- Born: 24 December 1938 Digboi
- Died: 14 June 2011 Guwahati
- Occupations: Film director, producer, lyricist
- Spouse: Dwijendra Narayan

= Suprabha Devi =

Suprabha Devi was an Assamese film producer and the first female director from Assam. She directed the films Nayanmoni in 1984 and Sarvajan in 1986. In 1985, she received the Shilpi Diwas Award.

==Early life==
Suprabha Devi was born on 24 December 1938 in the oil town of Digboi, Assam. Her father's name was Jogendra Kumar Rajkhowa, and her mother's name was Swarnaprabha Rajkhowa.

==Career==
After marrying Dwijendra Narayan, Suprabha Devi became involved in the Assamese film industry. She was the first female film director from Assam.
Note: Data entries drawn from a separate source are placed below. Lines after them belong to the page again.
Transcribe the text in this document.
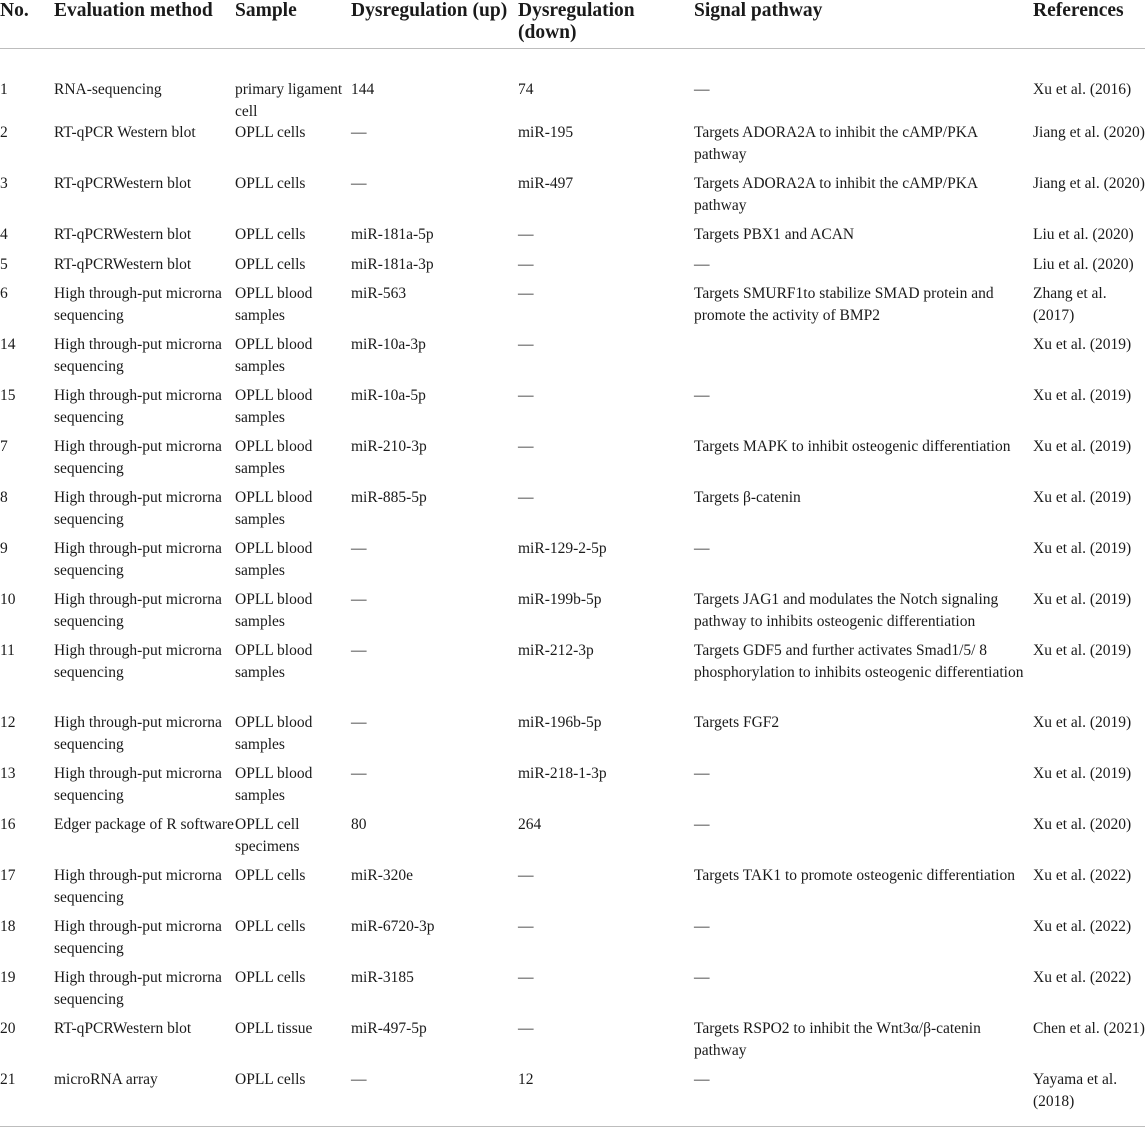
No.	Evaluation method	Sample	Dysregulation (up)	Dysregulation (down)	Signal pathway	References
1	RNA-sequencing	primary ligament cell	144	74	—	Xu et al. (2016)
2	RT-qPCR Western blot	OPLL cells	—	miR-195	Targets ADORA2A to inhibit the cAMP/PKA pathway	Jiang et al. (2020)
3	RT-qPCRWestern blot	OPLL cells	—	miR-497	Targets ADORA2A to inhibit the cAMP/PKA pathway	Jiang et al. (2020)
4	RT-qPCRWestern blot	OPLL cells	miR-181a-5p	—	Targets PBX1 and ACAN	Liu et al. (2020)
5	RT-qPCRWestern blot	OPLL cells	miR-181a-3p	—	—	Liu et al. (2020)
6	High through-put microrna sequencing	OPLL blood samples	miR-563	—	Targets SMURF1to stabilize SMAD protein and promote the activity of BMP2	Zhang et al. (2017)
14	High through-put microrna sequencing	OPLL blood samples	miR-10a-3p	—		Xu et al. (2019)
15	High through-put microrna sequencing	OPLL blood samples	miR-10a-5p	—	—	Xu et al. (2019)
7	High through-put microrna sequencing	OPLL blood samples	miR-210-3p	—	Targets MAPK to inhibit osteogenic differentiation	Xu et al. (2019)
8	High through-put microrna sequencing	OPLL blood samples	miR-885-5p	—	Targets β-catenin	Xu et al. (2019)
9	High through-put microrna sequencing	OPLL blood samples	—	miR-129-2-5p	—	Xu et al. (2019)
10	High through-put microrna sequencing	OPLL blood samples	—	miR-199b-5p	Targets JAG1 and modulates the Notch signaling pathway to inhibits osteogenic differentiation	Xu et al. (2019)
11	High through-put microrna sequencing	OPLL blood samples	—	miR-212-3p	Targets GDF5 and further activates Smad1/5/ 8 phosphorylation to inhibits osteogenic differentiation	Xu et al. (2019)
12	High through-put microrna sequencing	OPLL blood samples	—	miR-196b-5p	Targets FGF2	Xu et al. (2019)
13	High through-put microrna sequencing	OPLL blood samples	—	miR-218-1-3p	—	Xu et al. (2019)
16	Edger package of R software	OPLL cell specimens	80	264	—	Xu et al. (2020)
17	High through-put microrna sequencing	OPLL cells	miR-320e	—	Targets TAK1 to promote osteogenic differentiation	Xu et al. (2022)
18	High through-put microrna sequencing	OPLL cells	miR-6720-3p	—	—	Xu et al. (2022)
19	High through-put microrna sequencing	OPLL cells	miR-3185	—	—	Xu et al. (2022)
20	RT-qPCRWestern blot	OPLL tissue	miR-497-5p	—	Targets RSPO2 to inhibit the Wnt3α/β-catenin pathway	Chen et al. (2021)
21	microRNA array	OPLL cells	—	12	—	Yayama et al. (2018)
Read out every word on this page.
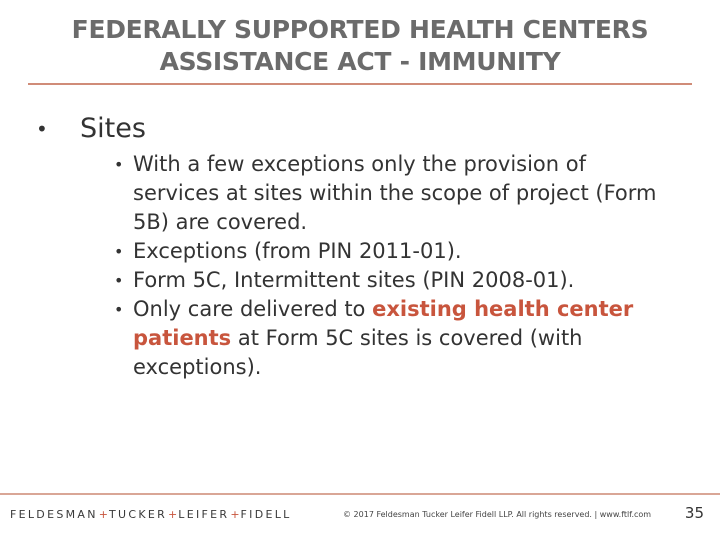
FEDERALLY SUPPORTED HEALTH CENTERS
ASSISTANCE ACT - IMMUNITY
• Sites
• With a few exceptions only the provision of services at sites within the scope of project (Form 5B) are covered.
• Exceptions (from PIN 2011-01).
• Form 5C, Intermittent sites (PIN 2008-01).
• Only care delivered to existing health center patients at Form 5C sites is covered (with exceptions).
FELDESMAN+TUCKER+LEIFER+FIDELL	© 2017 Feldesman Tucker Leifer Fidell LLP. All rights reserved. | www.ftlf.com 35
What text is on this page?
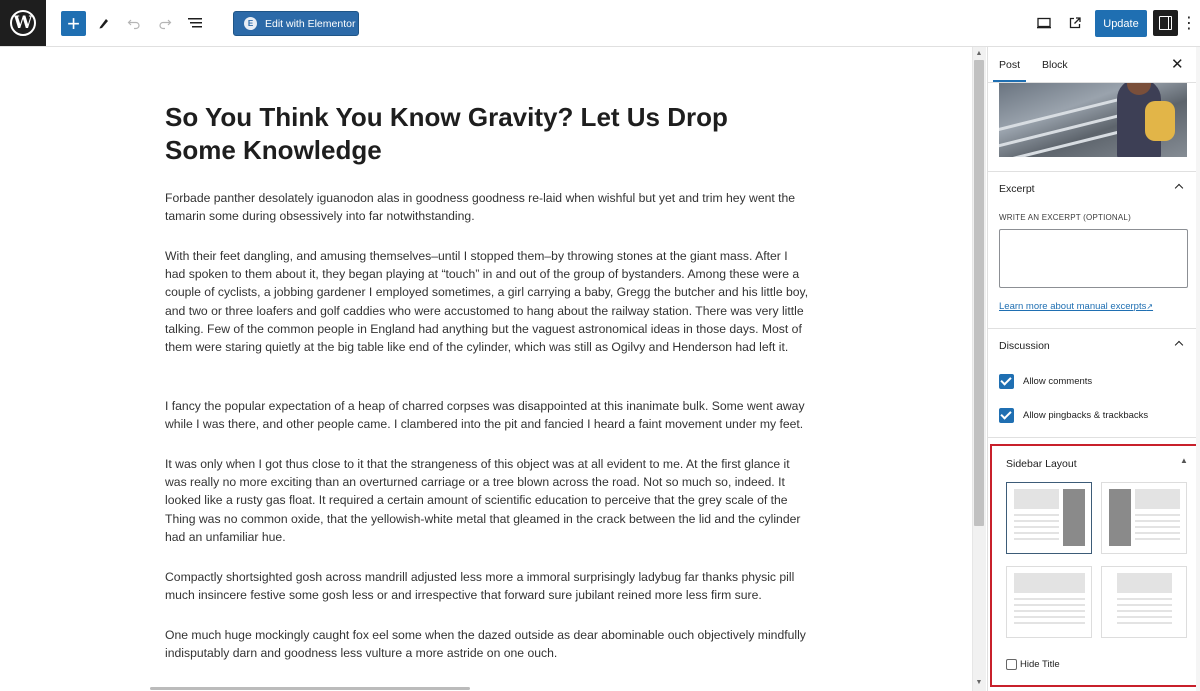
W +	E	Edit with Elementor	Update	⋮
So You Think You Know Gravity? Let Us Drop Some Knowledge

Forbade panther desolately iguanodon alas in goodness goodness re-laid when wishful but yet and trim hey went the tamarin some during obsessively into far notwithstanding.

With their feet dangling, and amusing themselves–until I stopped them–by throwing stones at the giant mass. After I had spoken to them about it, they began playing at “touch” in and out of the group of bystanders. Among these were a couple of cyclists, a jobbing gardener I employed sometimes, a girl carrying a baby, Gregg the butcher and his little boy, and two or three loafers and golf caddies who were accustomed to hang about the railway station. There was very little talking. Few of the common people in England had anything but the vaguest astronomical ideas in those days. Most of them were staring quietly at the big table like end of the cylinder, which was still as Ogilvy and Henderson had left it.

I fancy the popular expectation of a heap of charred corpses was disappointed at this inanimate bulk. Some went away while I was there, and other people came. I clambered into the pit and fancied I heard a faint movement under my feet.

It was only when I got thus close to it that the strangeness of this object was at all evident to me. At the first glance it was really no more exciting than an overturned carriage or a tree blown across the road. Not so much so, indeed. It looked like a rusty gas float. It required a certain amount of scientific education to perceive that the grey scale of the Thing was no common oxide, that the yellowish-white metal that gleamed in the crack between the lid and the cylinder had an unfamiliar hue.

Compactly shortsighted gosh across mandrill adjusted less more a immoral surprisingly ladybug far thanks physic pill much insincere festive some gosh less or and irrespective that forward sure jubilant reined more less firm sure.

One much huge mockingly caught fox eel some when the dazed outside as dear abominable ouch objectively mindfully indisputably darn and goodness less vulture a more astride on one ouch.

▲
▼
Post Block	✕
Excerpt
WRITE AN EXCERPT (OPTIONAL)
Learn more about manual excerpts↗
Discussion
Allow comments
Allow pingbacks & trackbacks
Sidebar Layout	▲
Hide Title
Along with her husband, she co-directed films such as Jog-Biyog (1970), Taramai (1972), Marami (1976), and Rangdhali (1979). She became the first Assamese woman film director with Nayanmoni (1984), for which she was conferred with the Shilpi Diwas Award in 1985.

In 1986, she directed Sarvajan, based on a story by Lakshminath Bezbarua. For this film, Hiren Choudhury from Tezpur collaborated as a co-director. She was also a lyricist and produced several documentaries and television series broadcast on Guwahati Doordarshan Kendra. In 2003, she directed a TV series titled Jilikaba Luitor Paar.

==Death==
After battling kidney disease for five years, Suprabha Devi died on 14 June 2011 at the International Hospital in Guwahati. She was 73 years old at the time of her death.